Producers need to be confident prices will remain high before they decide to withhold cows from the market to breed. It takes at least a year to raise a calf to market. A pig gets slaughtered at about six months, but Mr. Grier reckons porcine epidemic diarrhea will reduce the number going to market in August and September by 46,000 in Ontario.

"The bottom line is the farmer has to decide, 'Hey, things are really good, and I'm going to retain these females and instead of steaks, I'm going to make them into mothers.' Right now, it's just too tempting to keep them going to the market," Mr. Grier said.

Mr. de Waal, who has been in business for five years, says he has been able to limit his price increases to the point there is not a big difference between the price of the pasture-raised meat he sells and the supermarket.

"The good news to all this is farmers are making money for a change, so that's nice," Mr. de Waal said in an interview. "[And] the margin of difference between properly produced, sustainably raised, ethically treated animals and commodity beef is starting to shrink.
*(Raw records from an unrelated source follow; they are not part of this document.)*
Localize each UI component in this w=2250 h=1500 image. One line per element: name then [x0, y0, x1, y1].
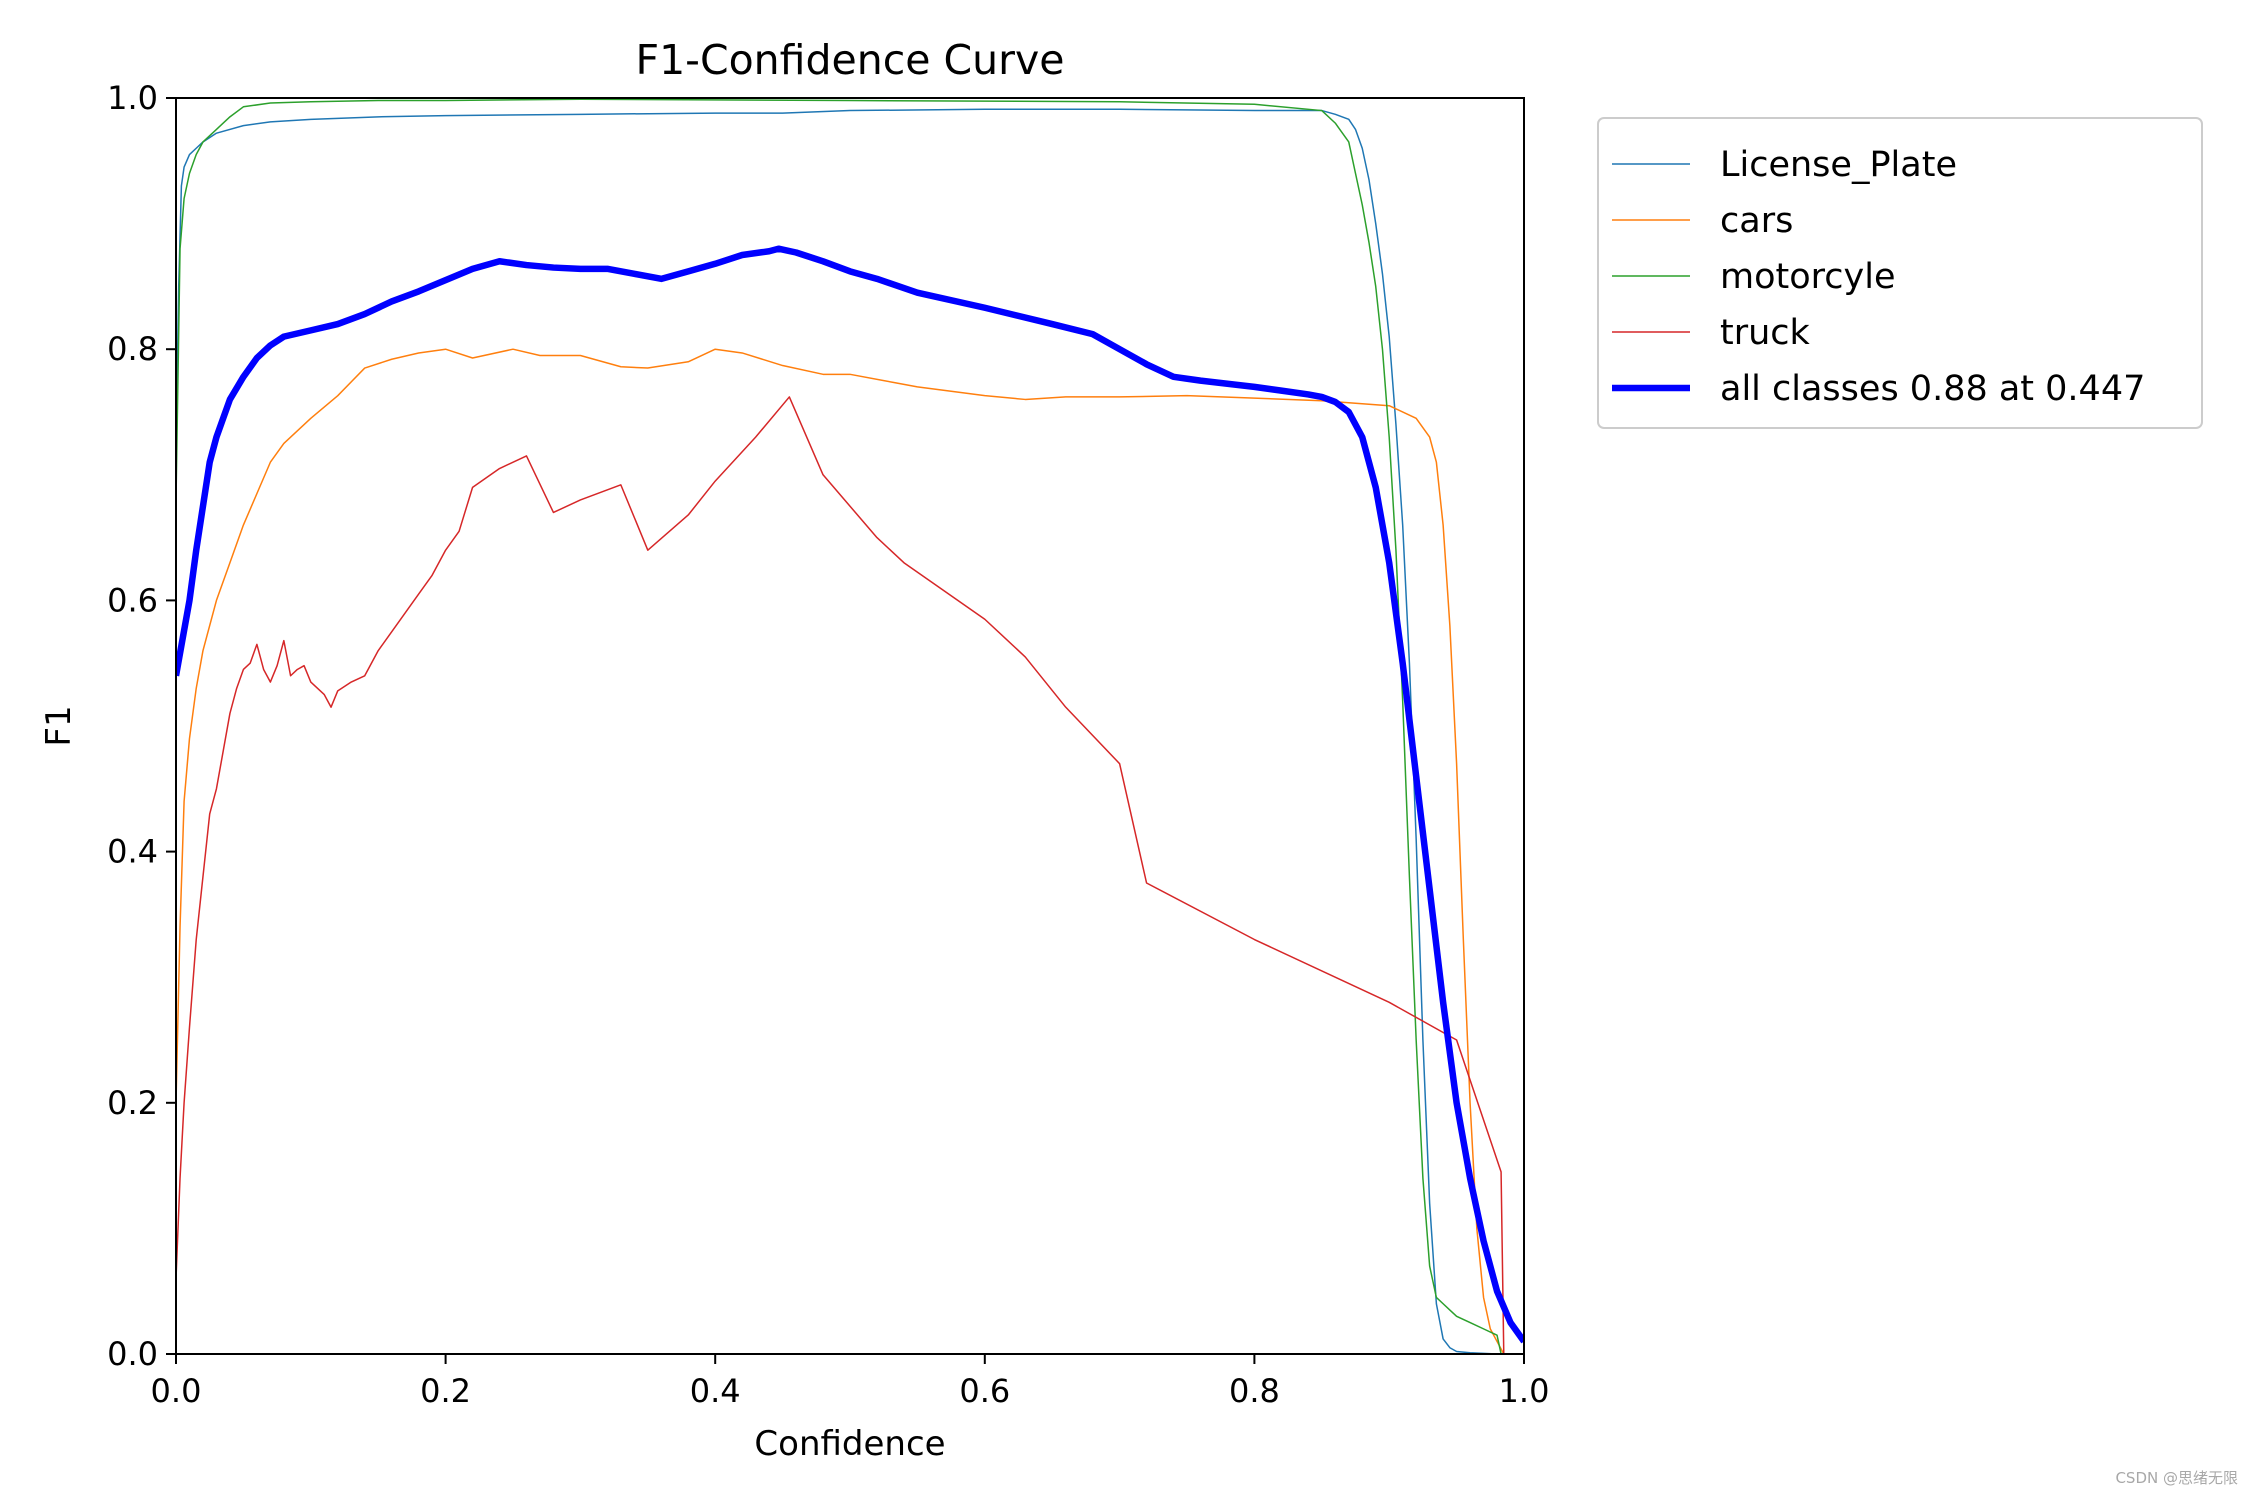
y-tick-label: 0.2	[107, 1084, 158, 1122]
y-axis-label: F1	[39, 705, 79, 746]
series-line-motorcyle	[176, 98, 1502, 1355]
y-tick-label: 1.0	[107, 79, 158, 117]
series-line-cars	[176, 348, 1505, 1355]
y-tick-label: 0.6	[107, 581, 158, 619]
legend-label: cars	[1720, 201, 1793, 241]
legend-box	[1597, 117, 2203, 429]
x-tick-label: 0.8	[1229, 1372, 1280, 1410]
legend-label: License_Plate	[1720, 145, 1957, 185]
x-axis-label: Confidence	[754, 1424, 945, 1464]
series-line-all-classes-0-88-at-0-447	[176, 245, 1524, 1344]
x-tick-label: 0.2	[420, 1372, 471, 1410]
legend-label: all classes 0.88 at 0.447	[1720, 369, 2145, 409]
legend-label: truck	[1720, 313, 1811, 353]
y-tick-label: 0.8	[107, 330, 158, 368]
x-tick-label: 0.0	[151, 1372, 202, 1410]
x-tick-label: 0.4	[690, 1372, 741, 1410]
x-tick-label: 1.0	[1499, 1372, 1550, 1410]
watermark: CSDN @思绪无限	[2115, 1469, 2238, 1487]
series-line-license-plate	[176, 108, 1498, 1355]
x-tick-label: 0.6	[959, 1372, 1010, 1410]
chart-title: F1-Confidence Curve	[636, 36, 1065, 84]
series-line-truck	[176, 396, 1505, 1355]
y-tick-label: 0.4	[107, 833, 158, 871]
y-tick-label: 0.0	[107, 1335, 158, 1373]
legend-label: motorcyle	[1720, 257, 1895, 297]
plot-frame	[175, 97, 1525, 1355]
So folks who used to make their purchasing decisions based on dollars and cents are now saying, 'Hang a second: I am going to have to eat less beef anyway because of the price – I may as well as well spring for the extra few cents a pound and buy something that is locally produced.' So we are seeing a lot of people coming in that we haven't seen in the past."

Jessi Gillis, owner of Halifax butcher and produce store Highland Drive, said she is paying about 30-per-cent more lately for beef and pork. The downtown shop has been has been absorbing some of the higher costs, but has been forced to gradually raise prices.

Ms. Gillis, who sells beef from two local farms that raise cattle in pastures without hormones, said some customers have been questioning the increases. But she said most seem to understand farmers are facing higher costs for such things as feed, and want to support businesses that produce food sustainably.

"They're pretty good at seeing the big picture," Ms. Gillis said.